Now that we have seen that scientific theories should not be dismissed purely on the basis that they are theories, we can see the fallacy in the argument that is so commonly used against the theory of evolution. Unfortunately, because the same word is used in a different context to mean a simple guess, there will always be misunderstanding by the general population about what a scientific theory really is. This sort of semantic dilemma is not something that can be easily solved, and it will continue to help people to promote ignorance through the misinterpretation of scientific theory. All that we can hope to do in order to help prevent this from happening is to teach others what a scientific theory is and why they cannot simply be dismissed as guesses.

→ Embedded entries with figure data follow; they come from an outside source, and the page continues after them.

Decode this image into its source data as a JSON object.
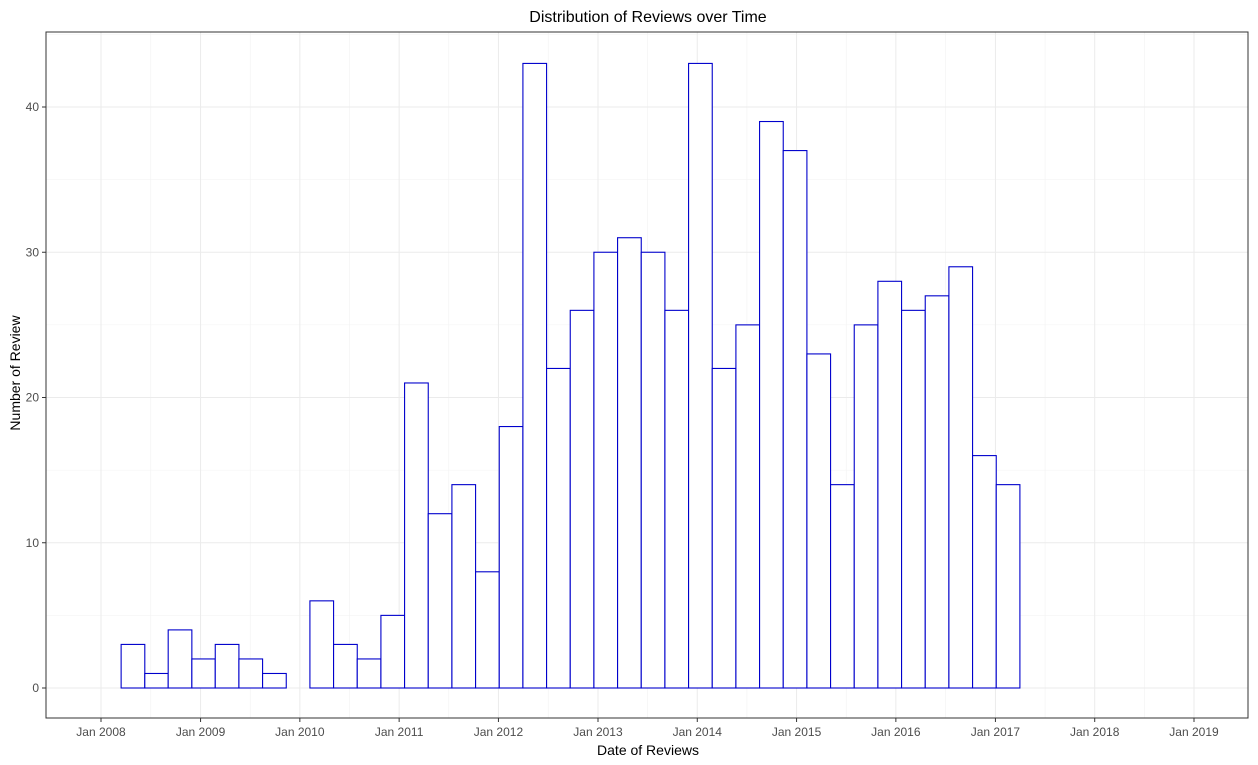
{
  "chart_data": {
    "type": "bar",
    "title": "Distribution of Reviews over Time",
    "xlabel": "Date of Reviews",
    "ylabel": "Number of Review",
    "bar_outline_color": "#0000cc",
    "grid": true,
    "legend": "none",
    "xlim": [
      "2008-01-01",
      "2019-01-01"
    ],
    "ylim": [
      0,
      45
    ],
    "x_ticks": [
      {
        "date": "2008-01-01",
        "label": "Jan 2008"
      },
      {
        "date": "2009-01-01",
        "label": "Jan 2009"
      },
      {
        "date": "2010-01-01",
        "label": "Jan 2010"
      },
      {
        "date": "2011-01-01",
        "label": "Jan 2011"
      },
      {
        "date": "2012-01-01",
        "label": "Jan 2012"
      },
      {
        "date": "2013-01-01",
        "label": "Jan 2013"
      },
      {
        "date": "2014-01-01",
        "label": "Jan 2014"
      },
      {
        "date": "2015-01-01",
        "label": "Jan 2015"
      },
      {
        "date": "2016-01-01",
        "label": "Jan 2016"
      },
      {
        "date": "2017-01-01",
        "label": "Jan 2017"
      },
      {
        "date": "2018-01-01",
        "label": "Jan 2018"
      },
      {
        "date": "2019-01-01",
        "label": "Jan 2019"
      }
    ],
    "y_ticks": [
      0,
      10,
      20,
      30,
      40
    ],
    "bins": [
      {
        "start": "2008-03-15",
        "end": "2008-06-10",
        "value": 3
      },
      {
        "start": "2008-06-10",
        "end": "2008-09-04",
        "value": 1
      },
      {
        "start": "2008-09-04",
        "end": "2008-11-30",
        "value": 4
      },
      {
        "start": "2008-11-30",
        "end": "2009-02-24",
        "value": 2
      },
      {
        "start": "2009-02-24",
        "end": "2009-05-22",
        "value": 3
      },
      {
        "start": "2009-05-22",
        "end": "2009-08-17",
        "value": 2
      },
      {
        "start": "2009-08-17",
        "end": "2009-11-12",
        "value": 1
      },
      {
        "start": "2009-11-12",
        "end": "2010-02-07",
        "value": 0
      },
      {
        "start": "2010-02-07",
        "end": "2010-05-05",
        "value": 6
      },
      {
        "start": "2010-05-05",
        "end": "2010-07-31",
        "value": 3
      },
      {
        "start": "2010-07-31",
        "end": "2010-10-26",
        "value": 2
      },
      {
        "start": "2010-10-26",
        "end": "2011-01-21",
        "value": 5
      },
      {
        "start": "2011-01-21",
        "end": "2011-04-18",
        "value": 21
      },
      {
        "start": "2011-04-18",
        "end": "2011-07-14",
        "value": 12
      },
      {
        "start": "2011-07-14",
        "end": "2011-10-09",
        "value": 14
      },
      {
        "start": "2011-10-09",
        "end": "2012-01-04",
        "value": 8
      },
      {
        "start": "2012-01-04",
        "end": "2012-03-31",
        "value": 18
      },
      {
        "start": "2012-03-31",
        "end": "2012-06-26",
        "value": 43
      },
      {
        "start": "2012-06-26",
        "end": "2012-09-21",
        "value": 22
      },
      {
        "start": "2012-09-21",
        "end": "2012-12-17",
        "value": 26
      },
      {
        "start": "2012-12-17",
        "end": "2013-03-14",
        "value": 30
      },
      {
        "start": "2013-03-14",
        "end": "2013-06-09",
        "value": 31
      },
      {
        "start": "2013-06-09",
        "end": "2013-09-04",
        "value": 30
      },
      {
        "start": "2013-09-04",
        "end": "2013-11-30",
        "value": 26
      },
      {
        "start": "2013-11-30",
        "end": "2014-02-25",
        "value": 43
      },
      {
        "start": "2014-02-25",
        "end": "2014-05-23",
        "value": 22
      },
      {
        "start": "2014-05-23",
        "end": "2014-08-18",
        "value": 25
      },
      {
        "start": "2014-08-18",
        "end": "2014-11-13",
        "value": 39
      },
      {
        "start": "2014-11-13",
        "end": "2015-02-08",
        "value": 37
      },
      {
        "start": "2015-02-08",
        "end": "2015-05-06",
        "value": 23
      },
      {
        "start": "2015-05-06",
        "end": "2015-08-01",
        "value": 14
      },
      {
        "start": "2015-08-01",
        "end": "2015-10-27",
        "value": 25
      },
      {
        "start": "2015-10-27",
        "end": "2016-01-22",
        "value": 28
      },
      {
        "start": "2016-01-22",
        "end": "2016-04-18",
        "value": 26
      },
      {
        "start": "2016-04-18",
        "end": "2016-07-14",
        "value": 27
      },
      {
        "start": "2016-07-14",
        "end": "2016-10-09",
        "value": 29
      },
      {
        "start": "2016-10-09",
        "end": "2017-01-04",
        "value": 16
      },
      {
        "start": "2017-01-04",
        "end": "2017-04-01",
        "value": 14
      }
    ]
  }
}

Education is the best medicine for misunderstanding, and as more people are educated and become aware of the scientific meaning of the word theory, it will be much harder to lure people into disbelieving a theory using the “it’s just a theory” argument. [Good closing paragraph. Not a mere summary of what came before.]


Works Cited

“Projectile Motion.” <http://en.wikipedia.org/wiki/Theory>. Last accessed September 12, 2004. [Note that web citations must be clickable, and that they must include a “last accessed” date.]

Schick, Theodore and Lewis Vaughn. 2004. How to Think About Weird Things. Boston:

[Only two references, but that was quite enough for this paper. You don’t need a lot of references unless you need to bring in a good deal of background information.]